The ruling, which the Bee called "Orwellian" and the state Supreme Court refused to review, essentially took a law designed to stop government agencies from using the courts to silence their critics and turned it into a tool government agencies could use to silence their critics.
Here's what McKee had to say about the bizarro ruling in the Inland Valley Daily Bulletin:
After prosecuting 14 other Public Records Act and Brown Act cases, McKee said he had never heard of the district using the right to free speech as a way to win a case.
The school district can take tapes of meetings and "chop it up, eliminate pieces, because of their right to free speech," McKee said. "Can you imagine how nice it is to control the information to the public? It's so ridiculous you don't know where to start."
The Bee has called for legislative reform to cure this ill, and McKee said that's exactly what he and Terry Francke of Californians Aware plan to do.
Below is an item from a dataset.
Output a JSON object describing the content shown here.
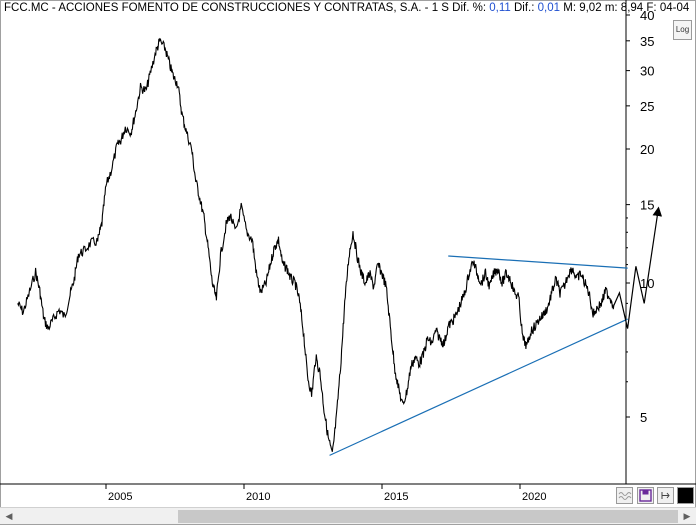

"We've kicked some ideas around and believe it could be as simple as changing the anti-SLAPP statute to preclude it from being used in a Brown Act case," McKee told me in an email. The Brown Act protects free speech at local government meetings and the anti-SLAPP law is the one designed to keep the same agencies from silencing critics by dragging them into an expensive lawsuit.
McKee and Francke are looking for a state lawmaker willing to carry the legislation.
Meantime, Francke has made a plea for financial help, since McKee has had to foot most of the $86,000 bill himself. I have already pledged to do my part, which involves subsidizing one of his favorite hobbies at the pub of his choosing.